IN TEATROSOFIA, RUBRICA CURATA DA ENRICO PIERGIACOMI – collaboratore di ricerca post-doc e cultore di storia della filosofia antica presso l’Università degli Studi di Trento – CI AVVENTURIAMO ALLA SCOPERTA DEI COLLEGAMENTI TRA FILOSOFIA ANTICA E TEATRO. OGNI USCITA PRESENTA UN TEMA SPECIFICO, ATTRAVERSATO DA UN RAGIONAMENTO. Nel numero 87 proviamo a proporre tre possibili scenari nel rapporto tra potere e teatro
«O gods and goddesses!
These flow’rs are like the pleasures of the world;
This bloody man, the care on’t».
William Shakespeare, Cimbelino (atto IV, scena 2, vv. 295-297)

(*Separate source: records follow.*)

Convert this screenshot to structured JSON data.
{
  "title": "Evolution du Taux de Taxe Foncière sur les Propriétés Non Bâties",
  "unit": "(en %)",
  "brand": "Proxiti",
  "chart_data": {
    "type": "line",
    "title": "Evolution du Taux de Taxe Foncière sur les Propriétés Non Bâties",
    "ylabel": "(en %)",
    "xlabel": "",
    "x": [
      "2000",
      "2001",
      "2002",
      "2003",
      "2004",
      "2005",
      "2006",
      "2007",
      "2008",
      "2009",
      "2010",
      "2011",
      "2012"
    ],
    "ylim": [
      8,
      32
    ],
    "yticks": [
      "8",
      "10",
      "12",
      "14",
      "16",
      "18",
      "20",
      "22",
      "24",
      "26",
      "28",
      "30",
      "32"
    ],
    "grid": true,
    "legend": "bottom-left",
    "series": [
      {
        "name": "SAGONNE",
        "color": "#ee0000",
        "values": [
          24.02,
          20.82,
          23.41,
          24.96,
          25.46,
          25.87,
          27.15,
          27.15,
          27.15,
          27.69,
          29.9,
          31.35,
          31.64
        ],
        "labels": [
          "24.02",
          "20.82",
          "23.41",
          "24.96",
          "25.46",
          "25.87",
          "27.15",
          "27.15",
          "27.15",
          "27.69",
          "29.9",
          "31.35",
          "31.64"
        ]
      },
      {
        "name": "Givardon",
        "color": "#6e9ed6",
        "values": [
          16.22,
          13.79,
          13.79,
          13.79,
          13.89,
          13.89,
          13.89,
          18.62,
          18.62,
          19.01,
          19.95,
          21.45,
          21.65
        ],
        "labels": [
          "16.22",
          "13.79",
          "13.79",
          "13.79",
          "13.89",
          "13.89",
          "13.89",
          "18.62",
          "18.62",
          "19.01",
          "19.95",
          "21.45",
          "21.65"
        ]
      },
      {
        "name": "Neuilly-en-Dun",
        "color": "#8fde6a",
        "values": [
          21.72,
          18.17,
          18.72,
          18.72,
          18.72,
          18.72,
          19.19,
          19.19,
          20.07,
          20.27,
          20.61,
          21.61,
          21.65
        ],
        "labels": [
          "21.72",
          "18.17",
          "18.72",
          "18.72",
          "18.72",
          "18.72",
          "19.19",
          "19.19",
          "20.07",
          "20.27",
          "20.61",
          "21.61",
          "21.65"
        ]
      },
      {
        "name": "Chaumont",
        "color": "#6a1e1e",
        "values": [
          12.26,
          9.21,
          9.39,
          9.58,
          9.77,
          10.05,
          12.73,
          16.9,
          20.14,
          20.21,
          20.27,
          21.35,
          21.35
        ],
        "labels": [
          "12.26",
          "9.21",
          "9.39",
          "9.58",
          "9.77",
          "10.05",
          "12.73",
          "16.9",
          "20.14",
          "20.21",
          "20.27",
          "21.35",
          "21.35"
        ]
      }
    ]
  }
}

Il potere logora chi ce l’ha o chi non ce l’ha? Una risposta a questa domanda richiede che vengano poste due condizioni. Da un lato, è necessario definire che cos’è il potere. Dall’altro, occorre capire se la potenza sia un fine in sé, oppure se sia un mezzo per cercare altro – e in tal caso, che cosa sia a sua volta questo “altro”. Se poi solleviamo la questione dei rapporti tra il potere e il teatro, la questione si complica ancora di più. Si aprono infatti al riguardo almeno tre scenari possibili. O il teatro è identico al potere, oppure è un fine a cui mira il potere, o ancora è un mezzo per raggiungere il potere. Entro questa impalcatura concettuale possiamo allora precisare ancora meglio la questione. Il teatro logora chi lo fa o chi non lo fa?
Sul problema della definizione del potere possiamo procedere speditamente. La potenza consiste nella capacità di un individuo o di un’organizzazione di fare o di non fare qualcosa che si desidera o si vuole. A seconda degli ambiti in cui il potere viene esercitato, ne discenderanno diverse qualificazioni. Avremmo così ad esempio il potere “politico”, se si ha modo di realizzare il desiderio di governare lo Stato, mentre avremo il potere “conoscitivo”, se si ha la facoltà di conoscere un dato fenomeno. Partendo da questa premessa, possiamo forse arrivare alla definizione più complessa del potere come una sorta di “puro neutro dell’azione”. La potenza consiste nella capacità di conseguire una cosa e il suo contrario, a prescindere da quali siano queste cose. Un individuo o un’organizzazione sarà allora tanto più potente quanti minori saranno i limiti o i vincoli a cui deve sottostare. Nel concreto, la sua potenza consiste nell’avere la capacità di decidere in ogni momento se fare la pace o la guerra, cercare la conoscenza o restare ignorante, assecondare un desiderio o reprimerlo.
Già in questa definizione si nasconde dunque un abbozzo della seconda questione che abbiamo sollevato. Il potere non è forse mai un fine in sé, ma sempre un mezzo per altro. Nessuno esercita infatti la potenza di per se stessa, perché tale attività risulterebbe vuota e insignificante. Riprendendo il caso dell’individuo onnipotente che è stato accennato, questi non sceglierà di fare una data cosa o il suo contrario, se non avrà una data ragione per optare per l’una o per l’altro. Disporre dunque del potere assoluto non è sufficiente. Occorre anche capire dove indirizzarlo, altrimenti risulterà semplice forza, violenza, energia bruta.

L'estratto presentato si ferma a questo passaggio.